Tenía 97 años y medio. Estaba sana. Aun así, sabía que algún día moriría, es ley de vida. Incluso ella nos lo decía. Sin embargo, nunca pensé que fuese así. Lo lógico y habitual es que cuando alguien se apaga puedas acompañarle, estar a los pies de su cama, acudas al velatorio y le des el último adiós.

Yo no he podido hacer nada de eso. La marcha de mi abuela ha sido muy diferente, como la de miles de abuelos en España en las últimas semanas. Tras días confinada en su habitación por prevención, al igual que otros muchos residentes, se distraía haciendo punto para terminar una bufanda que tejía a mi hermano pequeño. Nuestras llamadas, las visitas de las distintas auxiliares y los juegos y actividades con las que les entretenían hacían que el día fuese más ameno.

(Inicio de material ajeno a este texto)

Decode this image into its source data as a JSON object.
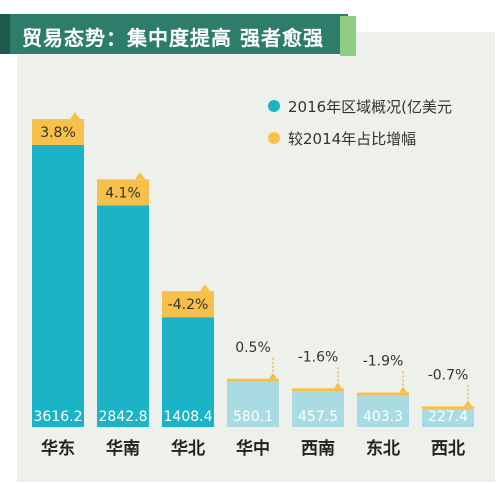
{
  "title": "贸易态势：集中度提高 强者愈强",
  "colors": {
    "title_band": "#2e7d6a",
    "title_dark": "#1f5b4c",
    "title_stripe": "#8fce80",
    "bar_dark": "#1bb3c6",
    "bar_light": "#a9dbe2",
    "growth": "#f6c04a",
    "background": "#eef0ec"
  },
  "legend": {
    "value_label": "2016年区域概况(亿美元",
    "growth_label": "较2014年占比增幅"
  },
  "chart_data": {
    "type": "bar",
    "categories": [
      "华东",
      "华南",
      "华北",
      "华中",
      "西南",
      "东北",
      "西北"
    ],
    "series": [
      {
        "name": "2016年区域概况(亿美元",
        "values": [
          3616.2,
          2842.8,
          1408.4,
          580.1,
          457.5,
          403.3,
          227.4
        ],
        "value_labels": [
          "3616.2",
          "2842.8",
          "1408.4",
          "580.1",
          "457.5",
          "403.3",
          "227.4"
        ]
      },
      {
        "name": "较2014年占比增幅",
        "values": [
          3.8,
          4.1,
          -4.2,
          0.5,
          -1.6,
          -1.9,
          -0.7
        ],
        "value_labels": [
          "3.8%",
          "4.1%",
          "-4.2%",
          "0.5%",
          "-1.6%",
          "-1.9%",
          "-0.7%"
        ]
      }
    ],
    "highlighted_categories": 3
  }
}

Llegó abril y con él, su luz se apagaba, se desvanecía y se mezclaba con la del horizonte. Sin embargo, no estábamos o, mejor dicho, no nos dejaban estar. En nuestro lugar estaban las auxiliares, enfermeras y todo el equipo de la residencia Virgen de la Salud de Guadalajara, en la que ha vivido 20 años. A ellos, a Noelia, Marinela, Vero, Iris, Maribel y muchas otras que estos años han estado día a día con mi abuela, les estaré eternamente agradecida. No solo por cómo le han cuidado, especialmente los 3 días que ha estado enferma, sino también por permitirnos hacer una última videollamada. La más dura, la de la despedida.

Cuatro horas después, mi abuela perdía la consciencia. Solo quedaba esperar. He tenido la inmensa suerte de disfrutar de ella todos estos años, pero la mala fortuna de no darle un último beso. Ni un abrazo. Ni siquiera hemos podido estar en familia para llorar todos juntos. Las medidas excepcionales decretadas por el Gobierno, no nos lo han permitido.

Hoy, mientras entierran a mi abuela, termino estas líneas. El estado de alarma en que nos encontramos tampoco me ha dejado acudir al cementerio. Cuatro personas eran demasiadas. En mi interior, una mezcla de dolor, rabia y tristeza se apodera de mí, igual que de mis hermanos y primos que preguntan si, por fin, nuestra abuela está descansando en paz.

El COVID-19 y las medidas establecidas por el Gobierno no nos han permitido acompañarla. Estoy profundamente convencida de la importancia de las mascarillas, guantes o respiradores, pero también del derecho a la vida de personas como mi abuela, ahora vetadas en los hospitales y, sobre todo, que el derecho a decir adiós, para los que se van y para los que se quedan, no debe ser menos.

Hasta siempre abuela. Ahora brillarás con los millones de buenos recuerdos que nos dejas.